Hace unos meses, se le preguntó a R. C. Sproul con qué doctrina luchaba más. Él respondió: «El infierno».
Es reconfortante saber que un gigante de la teología como Sproul todavía lucha con algo con lo que yo he luchado toda mi vida cristiana.
La doctrina del infierno es incómoda para la mayoría de nosotros. Sin embargo, nuestra comprensión del infierno da forma a nuestra visión del evangelio, la santidad de Dios y nuestra depravación. Si no aceptamos la realidad del infierno, no entenderemos correctamente la gloria del evangelio.
La realidad del infierno
Una amiga me desafió una vez a que le mostrara dónde habla Jesús del infierno en los Evangelios. Incluso una lectura superficial muestra que Jesús habló mucho de él. De hecho, Jesús habló del infierno más que cualquier otra persona en la Biblia. En Lucas 16, describe un gran abismo por el que «nadie puede cruzar desde allí hasta nosotros». En Mateo 25, Jesús habla de un tiempo en el que la gente será separada en dos grupos, uno que entrará en su presencia, el otro desterrado al «fuego eterno».

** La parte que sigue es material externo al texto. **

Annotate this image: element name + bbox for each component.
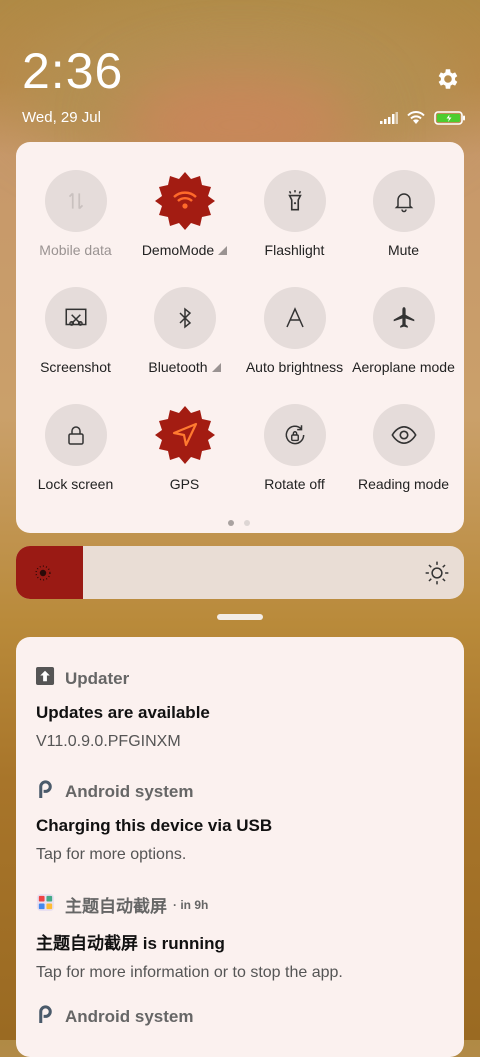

Jesús habla del infierno más de lo que habla del cielo, y lo describe más vívidamente. No se puede negar que Jesús conocía, creía y advertía sobre la realidad absoluta del infierno.
Jesús no sólo hace referencia al infierno, lo describe con gran detalle. Dice que es un lugar de tormento eterno (Lucas 16:23), de fuego inextinguible (Marcos 9:43), donde el gusano no muere (Marcos 9:48), donde la gente rechinará los dientes de angustia y arrepentimiento (Mateo 13:42), y del que no hay retorno, ni siquiera para avisar a los seres queridos (Lucas 16:19-31). Llama al infierno un lugar de «tinieblas exteriores» (Mt. 25:30), comparándolo con la «Gehena» (Mt. 10:28), que era un vertedero fuera de las murallas de Jerusalén donde se quemaba la basura y abundaban los gusanos. Jesús habla del infierno más de lo que habla del cielo, y lo describe de forma más vívida. No se puede negar que Jesús conocía, creía y advertía sobre la realidad absoluta del infierno.
Razón del infierno
Jesús tiene que hablar del infierno porque es el destino que le espera a todas las personas aparte de él. A causa del pecado de Adán, todos somos culpables y merecemos el castigo eterno de Dios. En contra de la creencia popular, el infierno no es un lugar al que Dios envía a los que han sido especialmente malos; es nuestro destino por defecto. Necesitamos un salvador o estamos condenados.
Así que nos quedan dos opciones: quedarnos en nuestro estado de depravación y ser castigados eternamente, o someternos al Salvador y aceptar su regalo de redención.
Bondad de Dios
La única verdad que me permite aceptar la justicia del infierno es la certeza indiscutible de la bondad de Dios. Mientras que la noción del infierno me resulta difícil de entender, Jesús (con las manos llenas de clavos) es digno de toda mi confianza. Su bondad hace que, en última instancia, no mire al infierno, sino a la cruz.
La única verdad que me permite aceptar la justicia del infierno es la certeza indiscutible de la bondad de Dios.
Dios es grande y bueno a la vez. Su grandeza nos hace doblar la rodilla, gritar de asombro y maravilla, y temerle. Nos damos cuenta de que no merecemos la salvación; merecemos el castigo. Su bondad, por otro lado, nos hace levantarnos en una alabanza sin fin, agradecidos por un Salvador. Su misericordia nos permite entrar en su presencia con valentía y sin miedo. Porque es bueno, podemos tener una relación con él como un niño, muy amado, arrebatado de las llamas del infierno.
En su clásico Conocer a Dios, J. I. Packer escribe sobre la bondad y la severidad de Dios: «El carácter de Dios es la garantía de que todos los males serán corregidos algún día; cuando llegue el ‘día de la ira de Dios, cuando se revele su justo juicio’ (Rom 2:5), la retribución será exacta, y no quedarán problemas de injusticia cósmica que nos persigan. Dios es el Juez, así que se hará justicia» (143).
Un día, todo lo que está mal se arreglará. Veremos que todos los caminos de Dios son buenos, incluida la demostración de su justicia eterna. Por ahora, caminamos con humildad y fe, confiando con el apóstol Pablo: «¡Oh, la profundidad de las riquezas, de la sabiduría y del conocimiento de Dios! Qué insondables son sus juicios y qué inescrutables sus caminos!» (Rom. 11:33).